Auto-scaling operates through a policy that leverages metrics like average CPU utilization, the average number of database connections, and custom metrics to fine-tune the read capacity. When auto scaling is initiated, a fresh reader instance is introduced to the cluster. Conversely, when the target metric falls below the set threshold, the newly added instance is removed. It’s worth noting that this scaling-up process may entail a few minutes, as it involves launching a new reader database instance. If you are already using the auto-scaling feature, you have the option to consider replacing it with the vertical scaling provided by Aurora Serverless v2.

How to tune In-Database Hyperparameters

Connection Pooling: Modify the maximum allowable simultaneous connections to prevent resource depletion and enhance performance. Avoid excessive over-provisioning.
Caching Strategies: Employ the query cache and buffer pool to enhance the performance of read-intensive workloads. Configure cache sizes thoughtfully, taking available memory into account.
InnoDB Buffer Pool: Fine-tune the InnoDB buffer pool size to optimize storage and access performance while closely monitoring read and write requirements.
Log File Size: Adapt the transaction log size to align with the database’s write workload, preventing performance issues related to log space.
Disabling Metrics: Disabling constant metric flow over time conserves valuable resources, allowing you to extract more efficiency from your database.

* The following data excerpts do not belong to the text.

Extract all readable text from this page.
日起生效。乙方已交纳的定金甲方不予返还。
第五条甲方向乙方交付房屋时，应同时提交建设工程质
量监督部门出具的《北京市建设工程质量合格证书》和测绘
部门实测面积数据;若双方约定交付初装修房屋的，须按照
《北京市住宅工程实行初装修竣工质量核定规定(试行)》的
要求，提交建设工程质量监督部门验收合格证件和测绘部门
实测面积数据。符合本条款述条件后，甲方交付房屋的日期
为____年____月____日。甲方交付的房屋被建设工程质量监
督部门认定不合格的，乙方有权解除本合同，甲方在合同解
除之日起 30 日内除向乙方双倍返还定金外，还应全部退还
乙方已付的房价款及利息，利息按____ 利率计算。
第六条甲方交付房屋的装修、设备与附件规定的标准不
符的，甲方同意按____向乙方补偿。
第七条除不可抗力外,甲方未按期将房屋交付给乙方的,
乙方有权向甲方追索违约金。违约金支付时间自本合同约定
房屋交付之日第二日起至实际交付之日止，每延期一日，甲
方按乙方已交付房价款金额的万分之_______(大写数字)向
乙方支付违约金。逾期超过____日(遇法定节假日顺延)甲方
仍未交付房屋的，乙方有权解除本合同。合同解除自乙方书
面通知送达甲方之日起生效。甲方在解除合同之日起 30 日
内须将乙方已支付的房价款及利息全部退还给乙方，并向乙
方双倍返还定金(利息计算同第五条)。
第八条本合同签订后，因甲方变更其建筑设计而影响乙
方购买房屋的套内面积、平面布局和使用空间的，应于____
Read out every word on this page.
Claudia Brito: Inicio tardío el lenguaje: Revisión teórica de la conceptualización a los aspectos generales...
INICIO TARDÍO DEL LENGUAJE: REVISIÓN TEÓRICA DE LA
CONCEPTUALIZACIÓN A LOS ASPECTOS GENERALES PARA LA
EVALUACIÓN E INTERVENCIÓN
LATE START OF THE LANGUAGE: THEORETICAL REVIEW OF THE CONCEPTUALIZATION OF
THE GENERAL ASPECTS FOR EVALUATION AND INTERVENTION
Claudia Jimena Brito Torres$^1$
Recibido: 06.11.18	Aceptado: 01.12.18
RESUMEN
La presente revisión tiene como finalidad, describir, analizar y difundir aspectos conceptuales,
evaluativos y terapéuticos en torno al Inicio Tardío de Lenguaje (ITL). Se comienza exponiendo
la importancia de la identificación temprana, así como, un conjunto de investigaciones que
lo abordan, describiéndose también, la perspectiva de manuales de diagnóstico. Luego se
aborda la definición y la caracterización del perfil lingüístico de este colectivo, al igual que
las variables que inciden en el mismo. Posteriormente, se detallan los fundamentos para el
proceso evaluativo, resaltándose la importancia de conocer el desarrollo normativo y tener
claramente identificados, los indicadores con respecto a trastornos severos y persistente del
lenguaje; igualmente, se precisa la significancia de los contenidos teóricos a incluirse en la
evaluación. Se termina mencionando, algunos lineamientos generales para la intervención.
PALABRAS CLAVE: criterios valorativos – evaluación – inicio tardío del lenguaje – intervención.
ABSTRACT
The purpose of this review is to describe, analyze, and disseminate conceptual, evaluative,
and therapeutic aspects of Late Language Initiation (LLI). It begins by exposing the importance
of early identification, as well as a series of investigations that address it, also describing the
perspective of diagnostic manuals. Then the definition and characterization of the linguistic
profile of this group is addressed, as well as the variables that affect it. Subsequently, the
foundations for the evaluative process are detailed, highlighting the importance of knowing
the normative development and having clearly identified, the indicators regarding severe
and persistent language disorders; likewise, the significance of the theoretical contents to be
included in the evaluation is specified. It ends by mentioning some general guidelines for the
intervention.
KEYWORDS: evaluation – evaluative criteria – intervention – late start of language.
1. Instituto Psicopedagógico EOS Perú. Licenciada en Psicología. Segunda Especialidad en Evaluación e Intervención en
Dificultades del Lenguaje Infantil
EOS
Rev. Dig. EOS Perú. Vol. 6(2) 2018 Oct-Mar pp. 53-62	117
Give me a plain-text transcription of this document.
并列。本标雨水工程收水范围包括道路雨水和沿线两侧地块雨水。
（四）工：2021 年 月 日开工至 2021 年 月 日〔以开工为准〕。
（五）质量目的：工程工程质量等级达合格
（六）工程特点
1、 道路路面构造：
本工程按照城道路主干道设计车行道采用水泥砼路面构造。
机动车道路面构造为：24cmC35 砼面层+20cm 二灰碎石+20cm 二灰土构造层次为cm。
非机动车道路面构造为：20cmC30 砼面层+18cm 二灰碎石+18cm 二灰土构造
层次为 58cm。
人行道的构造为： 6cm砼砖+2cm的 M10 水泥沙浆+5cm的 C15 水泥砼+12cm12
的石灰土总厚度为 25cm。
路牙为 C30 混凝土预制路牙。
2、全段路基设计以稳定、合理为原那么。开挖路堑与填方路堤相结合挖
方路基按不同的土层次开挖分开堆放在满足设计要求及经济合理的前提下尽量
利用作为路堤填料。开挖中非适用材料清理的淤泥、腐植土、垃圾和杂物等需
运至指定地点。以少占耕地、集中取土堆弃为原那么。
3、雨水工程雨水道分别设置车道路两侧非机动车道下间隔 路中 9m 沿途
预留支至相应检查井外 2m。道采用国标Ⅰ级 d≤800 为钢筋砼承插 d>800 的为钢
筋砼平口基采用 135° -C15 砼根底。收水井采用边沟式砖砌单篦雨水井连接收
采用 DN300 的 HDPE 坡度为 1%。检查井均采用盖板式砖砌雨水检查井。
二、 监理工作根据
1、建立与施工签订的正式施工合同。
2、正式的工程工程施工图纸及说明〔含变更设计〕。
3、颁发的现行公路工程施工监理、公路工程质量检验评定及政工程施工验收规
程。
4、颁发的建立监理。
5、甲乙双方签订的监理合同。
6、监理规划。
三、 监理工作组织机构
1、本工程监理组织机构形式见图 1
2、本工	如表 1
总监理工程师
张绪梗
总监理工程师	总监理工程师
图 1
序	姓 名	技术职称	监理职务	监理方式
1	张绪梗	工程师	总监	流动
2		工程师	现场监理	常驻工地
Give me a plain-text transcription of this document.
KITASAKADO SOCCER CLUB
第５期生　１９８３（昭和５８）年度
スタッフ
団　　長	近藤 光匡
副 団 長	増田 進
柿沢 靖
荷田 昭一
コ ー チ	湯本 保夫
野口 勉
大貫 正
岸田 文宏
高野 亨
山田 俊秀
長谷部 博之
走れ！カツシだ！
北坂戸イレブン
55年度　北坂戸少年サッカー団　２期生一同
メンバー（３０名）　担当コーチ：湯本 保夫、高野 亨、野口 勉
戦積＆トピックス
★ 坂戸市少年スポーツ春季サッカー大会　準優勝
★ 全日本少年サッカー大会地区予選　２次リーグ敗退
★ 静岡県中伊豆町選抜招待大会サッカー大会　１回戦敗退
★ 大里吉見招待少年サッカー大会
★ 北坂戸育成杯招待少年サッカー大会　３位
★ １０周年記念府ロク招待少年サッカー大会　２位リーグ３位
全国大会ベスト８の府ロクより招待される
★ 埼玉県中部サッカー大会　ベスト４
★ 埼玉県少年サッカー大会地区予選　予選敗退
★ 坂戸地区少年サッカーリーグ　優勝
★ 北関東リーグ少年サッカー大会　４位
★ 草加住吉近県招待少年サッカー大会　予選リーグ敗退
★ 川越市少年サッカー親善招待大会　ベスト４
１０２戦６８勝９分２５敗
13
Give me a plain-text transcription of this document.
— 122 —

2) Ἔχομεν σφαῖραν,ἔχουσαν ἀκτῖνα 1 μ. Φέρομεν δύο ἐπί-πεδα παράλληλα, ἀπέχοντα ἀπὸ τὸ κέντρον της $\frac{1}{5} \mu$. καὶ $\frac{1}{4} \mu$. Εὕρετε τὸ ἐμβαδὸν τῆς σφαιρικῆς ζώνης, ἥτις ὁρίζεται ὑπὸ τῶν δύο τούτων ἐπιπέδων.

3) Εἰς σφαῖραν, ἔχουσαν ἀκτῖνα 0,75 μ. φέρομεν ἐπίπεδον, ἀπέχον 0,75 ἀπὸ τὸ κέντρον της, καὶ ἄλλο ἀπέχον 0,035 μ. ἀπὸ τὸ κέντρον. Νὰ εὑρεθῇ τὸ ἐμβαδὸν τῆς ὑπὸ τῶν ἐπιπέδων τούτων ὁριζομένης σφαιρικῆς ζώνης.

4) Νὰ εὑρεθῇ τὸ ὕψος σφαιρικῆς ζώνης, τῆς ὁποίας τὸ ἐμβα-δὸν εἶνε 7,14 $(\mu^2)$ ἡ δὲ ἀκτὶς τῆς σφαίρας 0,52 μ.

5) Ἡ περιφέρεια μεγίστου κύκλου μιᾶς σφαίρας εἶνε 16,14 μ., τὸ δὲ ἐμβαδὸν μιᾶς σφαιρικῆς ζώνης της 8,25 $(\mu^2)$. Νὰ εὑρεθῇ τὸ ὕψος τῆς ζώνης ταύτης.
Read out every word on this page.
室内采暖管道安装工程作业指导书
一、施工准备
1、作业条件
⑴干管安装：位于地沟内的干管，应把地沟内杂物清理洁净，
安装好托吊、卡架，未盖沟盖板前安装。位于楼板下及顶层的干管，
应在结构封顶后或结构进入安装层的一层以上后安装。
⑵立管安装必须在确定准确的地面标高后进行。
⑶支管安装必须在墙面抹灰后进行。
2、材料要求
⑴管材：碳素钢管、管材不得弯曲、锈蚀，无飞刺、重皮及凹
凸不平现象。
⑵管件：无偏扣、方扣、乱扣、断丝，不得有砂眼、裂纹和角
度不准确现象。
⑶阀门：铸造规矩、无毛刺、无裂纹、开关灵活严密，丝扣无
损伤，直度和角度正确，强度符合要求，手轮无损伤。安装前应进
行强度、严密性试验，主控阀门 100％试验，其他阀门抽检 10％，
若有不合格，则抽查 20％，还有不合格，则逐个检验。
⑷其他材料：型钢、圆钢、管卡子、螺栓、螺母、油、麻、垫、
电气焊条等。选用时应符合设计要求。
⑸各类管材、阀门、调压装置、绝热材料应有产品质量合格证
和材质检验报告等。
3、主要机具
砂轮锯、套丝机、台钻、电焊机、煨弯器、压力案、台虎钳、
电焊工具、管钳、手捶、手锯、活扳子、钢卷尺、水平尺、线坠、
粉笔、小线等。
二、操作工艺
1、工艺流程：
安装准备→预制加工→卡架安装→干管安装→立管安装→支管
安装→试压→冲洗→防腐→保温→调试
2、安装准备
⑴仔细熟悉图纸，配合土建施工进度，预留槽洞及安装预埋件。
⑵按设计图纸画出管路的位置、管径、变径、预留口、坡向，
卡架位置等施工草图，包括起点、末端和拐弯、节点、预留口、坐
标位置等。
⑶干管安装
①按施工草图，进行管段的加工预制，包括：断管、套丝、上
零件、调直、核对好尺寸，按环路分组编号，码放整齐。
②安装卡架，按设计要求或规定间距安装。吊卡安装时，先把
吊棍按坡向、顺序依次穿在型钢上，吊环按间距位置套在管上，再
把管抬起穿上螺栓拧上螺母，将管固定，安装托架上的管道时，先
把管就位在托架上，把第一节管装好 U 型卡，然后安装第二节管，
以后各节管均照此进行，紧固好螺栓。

How to build your optimal database in 4 steps

Step 1: Choose a configuration based on requirement

Begin by thoroughly assessing your application’s usage patterns, daily demands, and frequency of resource throttling. This evaluation will guide you in making a crucial decision: choosing between serverless, standalone, or a mixed RDS configuration, depending on your specific requirements.

Step 2: Look at your usage pattern to build scaling policies

Analyze your usage patterns in-depth to formulate effective scalability policies. Define the minimum and maximum load variations over time and establish the ideal Amazon Aurora Capacity Units (ACUs) requirements. This allows you to fine-tune your RDS scaling strategies for optimal performance.

Step 3: Selecting ideal parameters of your database

To ensure the efficiency of your database, consider the number of reader instances required to support your intended regional coverage. Determine the optimal configuration based on the geographic regions in which you want to serve your audience. Additionally, assess the fail-safe needs to guarantee reliable and responsive database performance.

Step 4: Fine-Tuning for Peak Performance

To further optimize your database’s performance, apply a range of adjustments:

• Prevent Resource Exhaustion with Connection Pooling
•Improve Read-Heavy Workloads with Caching Policies
•Balance Storage and Access Performance with InnoDB Optimization
• Log File Size Adjustment for Optimal Performance
•Fine-Tuning Analytics for Efficiency


The world of database deployment is not one-size-fits-all. As we’ve seen, the decision to go fully serverless or opt for a mixed configuration, horizontal vs vertical scaling depends on your specific usage patterns and needs. By carefully assessing your requirements, fine-tuning scalability policies, and selecting the right parameters, you can create an optimal database setup that delivers peak performance and cost-efficiency. Whether you choose the agility of serverless or the reliability of a mixed approach, making an informed decision is crucial in catering to your unique application demands. In the ever-evolving realm of database management, adaptability, and precision are key to ensuring your database seamlessly supports your growth and operational goals.